On October 10, Dr. Hwang Jang-Yop, the highest-ranking North Korean defector in history, passed away at his home in Seoul. Hwang apparently died of natural causes, a surprising fate for a man who was literally hunted to the last day of his life by the North Korean regime. In April, two North Korean agents were arrested in Seoul before they could carry out their mission to assassinate Hwang, and on October 20, the existence of yet another assassin, Lee Dong-Sam, was announced by the South Korean government.
Hwang’s funeral, on October 14, was attended by a virtual Who’s Who of South Korean society, including former President Kim Young-Sam, former Grand National Party leader Chung Mong-Joon, former presidential candidate and Liberty Forward Party leader Lee Hoi-Chang, former Chosun Ilbo Chief Editor Ryu Geun-Il, and many other journalists, defectors, and North Korean human rights activists. The elderly scholar was buried in a special part of Daejeon National Cemetery reserved for extraordinary contributors to the Korean nation.
North Korea responded with its characteristic ugliness. The North Korea-controlled website Uriminzokkiri called Hwang a “filthy human being” and asserted that his death was a “punishment by heaven which clearly displays how miserable the last days of a traitor who betrays his country, people, and race, are.”
It was an ironic sendoff for perhaps the greatest intellectual North Korea has ever produced. Hwang served as president of Kim Il-Sung University; created the “Juche philosophy,” North Korea’s policy of radical self-sufficiency; personally taught Kim Jong-Il; served as chairman of the Supreme People’s Assembly (North Korea’s rubber-stamp legislature) for 11 years; and was at one time ranked 24th in the North Korean ruling hierarchy.
Hwang spent almost his entire career at the very heart of the DPRK regime, and knew most of its top members personally, many for decades. His familiarity with the Kim family was so great that he could precisely describe feuds and rivalries between different factions of the Kim clan. Hwang’s disillusionment with the North Korean system began in the 1980s, when he fell out of favor with Kim Il-Sung, partly due to his enthusiasm about China’s market-based economic reforms. In 1997, he walked into the South Korean embassy in Beijing, sending shock waves throughout Northeast Asia. The Washington Post likened his defection to “Joseph Goebbels defecting from Nazi Germany.”

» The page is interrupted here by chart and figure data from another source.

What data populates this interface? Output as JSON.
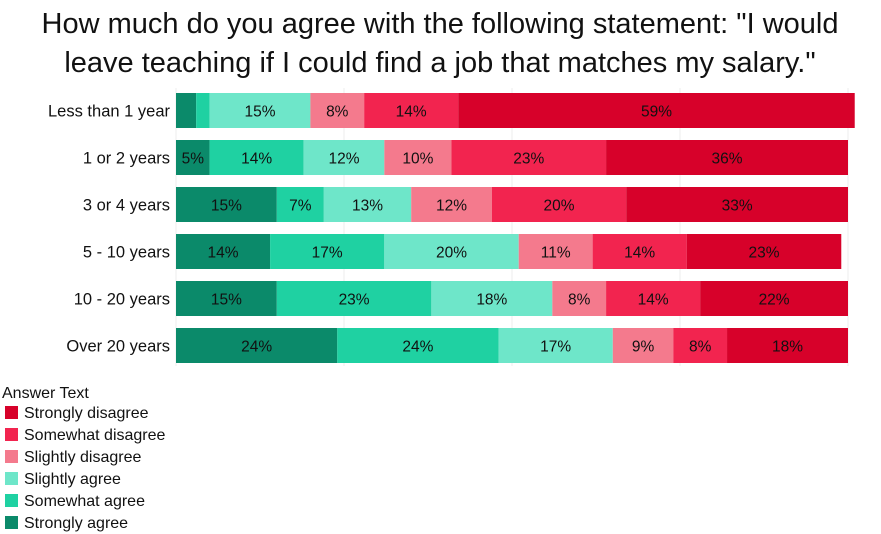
{
  "chart_data": {
    "type": "bar",
    "orientation": "horizontal",
    "stacked": true,
    "title": "How much do you agree with the following statement: \"I would leave teaching if I could find a job that matches my salary.\"",
    "title_lines": [
      "How much do you agree with the following statement: \"I would",
      "leave teaching if I could find a job that matches my salary.\""
    ],
    "categories": [
      "Less than 1 year",
      "1 or 2 years",
      "3 or 4 years",
      "5 - 10 years",
      "10 - 20 years",
      "Over 20 years"
    ],
    "xlim": [
      0,
      100
    ],
    "unit": "%",
    "legend": {
      "title": "Answer Text",
      "position": "bottom-left"
    },
    "series": [
      {
        "name": "Strongly agree",
        "color": "#0b8a6a",
        "values": [
          3,
          5,
          15,
          14,
          15,
          24
        ],
        "labels": [
          "",
          "5%",
          "15%",
          "14%",
          "15%",
          "24%"
        ]
      },
      {
        "name": "Somewhat agree",
        "color": "#1fd1a2",
        "values": [
          2,
          14,
          7,
          17,
          23,
          24
        ],
        "labels": [
          "",
          "14%",
          "7%",
          "17%",
          "23%",
          "24%"
        ]
      },
      {
        "name": "Slightly agree",
        "color": "#6ee6c9",
        "values": [
          15,
          12,
          13,
          20,
          18,
          17
        ],
        "labels": [
          "15%",
          "12%",
          "13%",
          "20%",
          "18%",
          "17%"
        ]
      },
      {
        "name": "Slightly disagree",
        "color": "#f47a8d",
        "values": [
          8,
          10,
          12,
          11,
          8,
          9
        ],
        "labels": [
          "8%",
          "10%",
          "12%",
          "11%",
          "8%",
          "9%"
        ]
      },
      {
        "name": "Somewhat disagree",
        "color": "#f2244f",
        "values": [
          14,
          23,
          20,
          14,
          14,
          8
        ],
        "labels": [
          "14%",
          "23%",
          "20%",
          "14%",
          "14%",
          "8%"
        ]
      },
      {
        "name": "Strongly disagree",
        "color": "#d7012a",
        "values": [
          59,
          36,
          33,
          23,
          22,
          18
        ],
        "labels": [
          "59%",
          "36%",
          "33%",
          "23%",
          "22%",
          "18%"
        ]
      }
    ],
    "legend_order": [
      "Strongly disagree",
      "Somewhat disagree",
      "Slightly disagree",
      "Slightly agree",
      "Somewhat agree",
      "Strongly agree"
    ],
    "grid": true
  }
}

Hwang’s flight to freedom came at a terrible cost: the imprisonment or death of his entire family, even distant relatives. His wife reportedly committed suicide. His daughter died under “mysterious circumstances.” And his other children and grandchildren were reportedly sent to concentration camps. Hwang’s motives for paying this appalling price were straightforward: patriotism and the fear of war. He loved his country, Korea, enough to want to see it entirely liberated from the depraved clutches of the Kim family; and in addition, felt duty-bound to warn South Korean leaders that the North had in no way given up its intention to conquer the South militarily.

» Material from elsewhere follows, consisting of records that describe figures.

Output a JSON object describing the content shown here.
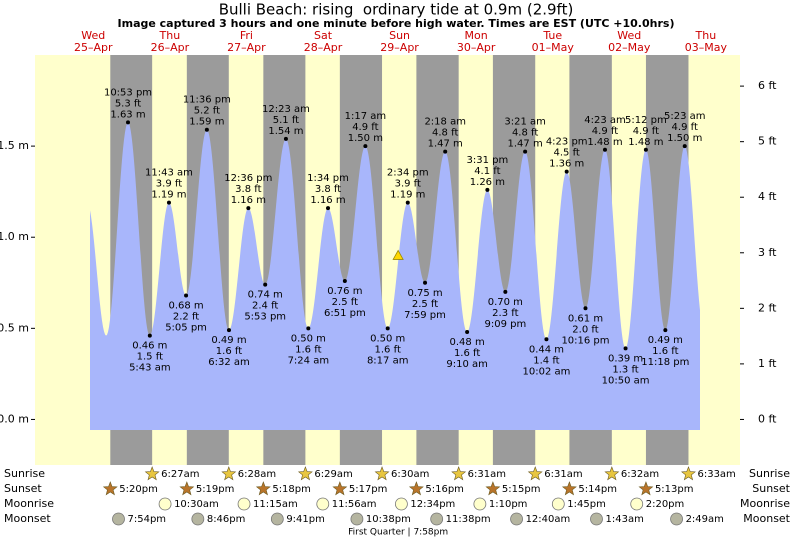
{
  "title": "Bulli Beach: rising  ordinary tide at 0.9m (2.9ft)",
  "subtitle": "Image captured 3 hours and one minute before high water. Times are EST (UTC +10.0hrs)",
  "chart_data": {
    "type": "area",
    "days": [
      {
        "name": "Wed",
        "date": "25–Apr"
      },
      {
        "name": "Thu",
        "date": "26–Apr"
      },
      {
        "name": "Fri",
        "date": "27–Apr"
      },
      {
        "name": "Sat",
        "date": "28–Apr"
      },
      {
        "name": "Sun",
        "date": "29–Apr"
      },
      {
        "name": "Mon",
        "date": "30–Apr"
      },
      {
        "name": "Tue",
        "date": "01–May"
      },
      {
        "name": "Wed",
        "date": "02–May"
      },
      {
        "name": "Thu",
        "date": "03–May"
      }
    ],
    "x": [
      22.88,
      29.72,
      35.72,
      41.08,
      47.6,
      54.53,
      60.6,
      65.88,
      72.38,
      79.4,
      85.57,
      90.85,
      97.28,
      104.28,
      110.57,
      115.98,
      122.3,
      129.17,
      135.52,
      141.15,
      147.35,
      154.03,
      160.38,
      166.27,
      172.38,
      178.83,
      185.2,
      191.3,
      197.38
    ],
    "values": [
      1.63,
      0.46,
      1.19,
      0.68,
      1.59,
      0.49,
      1.16,
      0.74,
      1.54,
      0.5,
      1.16,
      0.76,
      1.5,
      0.5,
      1.19,
      0.75,
      1.47,
      0.48,
      1.26,
      0.7,
      1.47,
      0.44,
      1.36,
      0.61,
      1.48,
      0.39,
      1.48,
      0.49,
      1.5
    ],
    "value_labels": [
      "1.63 m",
      "0.46 m",
      "1.19 m",
      "0.68 m",
      "1.59 m",
      "0.49 m",
      "1.16 m",
      "0.74 m",
      "1.54 m",
      "0.50 m",
      "1.16 m",
      "0.76 m",
      "1.50 m",
      "0.50 m",
      "1.19 m",
      "0.75 m",
      "1.47 m",
      "0.48 m",
      "1.26 m",
      "0.70 m",
      "1.47 m",
      "0.44 m",
      "1.36 m",
      "0.61 m",
      "1.48 m",
      "0.39 m",
      "1.48 m",
      "0.49 m",
      "1.50 m"
    ],
    "ft_labels": [
      "5.3 ft",
      "1.5 ft",
      "3.9 ft",
      "2.2 ft",
      "5.2 ft",
      "1.6 ft",
      "3.8 ft",
      "2.4 ft",
      "5.1 ft",
      "1.6 ft",
      "3.8 ft",
      "2.5 ft",
      "4.9 ft",
      "1.6 ft",
      "3.9 ft",
      "2.5 ft",
      "4.8 ft",
      "1.6 ft",
      "4.1 ft",
      "2.3 ft",
      "4.8 ft",
      "1.4 ft",
      "4.5 ft",
      "2.0 ft",
      "4.9 ft",
      "1.3 ft",
      "4.9 ft",
      "1.6 ft",
      "4.9 ft"
    ],
    "time_labels": [
      "10:53 pm",
      "5:43 am",
      "11:43 am",
      "5:05 pm",
      "11:36 pm",
      "6:32 am",
      "12:36 pm",
      "5:53 pm",
      "12:23 am",
      "7:24 am",
      "1:34 pm",
      "6:51 pm",
      "1:17 am",
      "8:17 am",
      "2:34 pm",
      "7:59 pm",
      "2:18 am",
      "9:10 am",
      "3:31 pm",
      "9:09 pm",
      "3:21 am",
      "10:02 am",
      "4:23 pm",
      "10:16 pm",
      "4:23 am",
      "10:50 am",
      "5:12 pm",
      "11:18 pm",
      "5:23 am"
    ],
    "xlim": [
      -6.27,
      214.7
    ],
    "ylim": [
      -0.25,
      2.0
    ],
    "yticks": [
      {
        "value": 0,
        "label": "0.0 m"
      },
      {
        "value": 0.5,
        "label": "0.5 m"
      },
      {
        "value": 1,
        "label": "1.0 m"
      },
      {
        "value": 1.5,
        "label": "1.5 m"
      }
    ],
    "y2lim": [
      -0.82,
      6.56
    ],
    "y2ticks": [
      {
        "value": 0,
        "label": "0 ft"
      },
      {
        "value": 1,
        "label": "1 ft"
      },
      {
        "value": 2,
        "label": "2 ft"
      },
      {
        "value": 3,
        "label": "3 ft"
      },
      {
        "value": 4,
        "label": "4 ft"
      },
      {
        "value": 5,
        "label": "5 ft"
      },
      {
        "value": 6,
        "label": "6 ft"
      }
    ],
    "current": {
      "x": 107.55,
      "value": 0.9
    },
    "fill_color": "#a8b6fb",
    "night_color": "#9b9b9b",
    "day_color": "#ffffcc",
    "day_label_color": "#cc0000"
  },
  "sun_moon": {
    "rows": [
      "Sunrise",
      "Sunset",
      "Moonrise",
      "Moonset"
    ],
    "sunrise": {
      "x": [
        30.45,
        54.47,
        78.48,
        102.5,
        126.52,
        150.52,
        174.53,
        198.55
      ],
      "labels": [
        "6:27am",
        "6:28am",
        "6:29am",
        "6:30am",
        "6:31am",
        "6:31am",
        "6:32am",
        "6:33am"
      ]
    },
    "sunset": {
      "x": [
        17.33,
        41.32,
        65.3,
        89.28,
        113.27,
        137.25,
        161.23,
        185.22
      ],
      "labels": [
        "5:20pm",
        "5:19pm",
        "5:18pm",
        "5:17pm",
        "5:16pm",
        "5:15pm",
        "5:14pm",
        "5:13pm"
      ]
    },
    "moonrise": {
      "x": [
        34.5,
        59.25,
        83.93,
        108.57,
        133.17,
        157.75,
        182.33
      ],
      "labels": [
        "10:30am",
        "11:15am",
        "11:56am",
        "12:34pm",
        "1:10pm",
        "1:45pm",
        "2:20pm"
      ]
    },
    "moonset": {
      "x": [
        19.9,
        44.77,
        69.68,
        94.63,
        119.63,
        144.67,
        169.72,
        194.82
      ],
      "labels": [
        "7:54pm",
        "8:46pm",
        "9:41pm",
        "10:38pm",
        "11:38pm",
        "12:40am",
        "1:43am",
        "2:49am"
      ]
    },
    "phase": "First Quarter | 7:58pm"
  }
}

Commentators have long found North Korea to be the most difficult Asian country to cover accurately, largely due to the deliberate opacity of the regime. This sheer lack of information has made dealing with the country far more difficult for foreign policymakers, and not just in the West (even Beijing has frequently been caught off guard by Pyongyang’s erratic behavior). This information vacuum made Hwang’s insights infinitely more valuable, which is why it is so shameful that the mainstream media in the West chose to either ignore him, or utterly misinterpret his testimony according to the writer’s own particular obsessions (e.g., Fred Kaplan of Slate’s disgraceful attempt to liken Hwang to Ahmad Chalabi, a metaphor with no factual basis whatsoever).
Actually, what Hwang had to say was extremely interesting. For example, Hwang had great insight into Kim Jong-Il’s personality, having known him since he was a high school student. The adolescent Kim, according to Hwang, was smart and curious, but also short-tempered, with a great desire for power, and did not “think deeply.”
As president of Kim Il-Sung University, Hwang continued to meet with Kim regularly, but noted his “extreme personality,” and “started to worry that he might ruin the country if he took over from his father.” This was in 1962, mind you, when South Korea was still mired in poverty, and starving peasants from mainland China frequently crossed the border into the then-more moderate DPRK to escape Mao’s “Great Leap Forward.”
Hwang’s opinion of the man who would become North Korea’s “Dear Leader” went downhill from there. After his defection, he wrote that Jong-Il “respects Hitler, aspiring to become a similar dictator and often uses the word ‘blitzkrieg.’” And in his last column for www.dailynk.com, a news site run by North Korean defectors, he said: “Kim Jong-Il is the worst kind of thief; a man who stole a whole country.”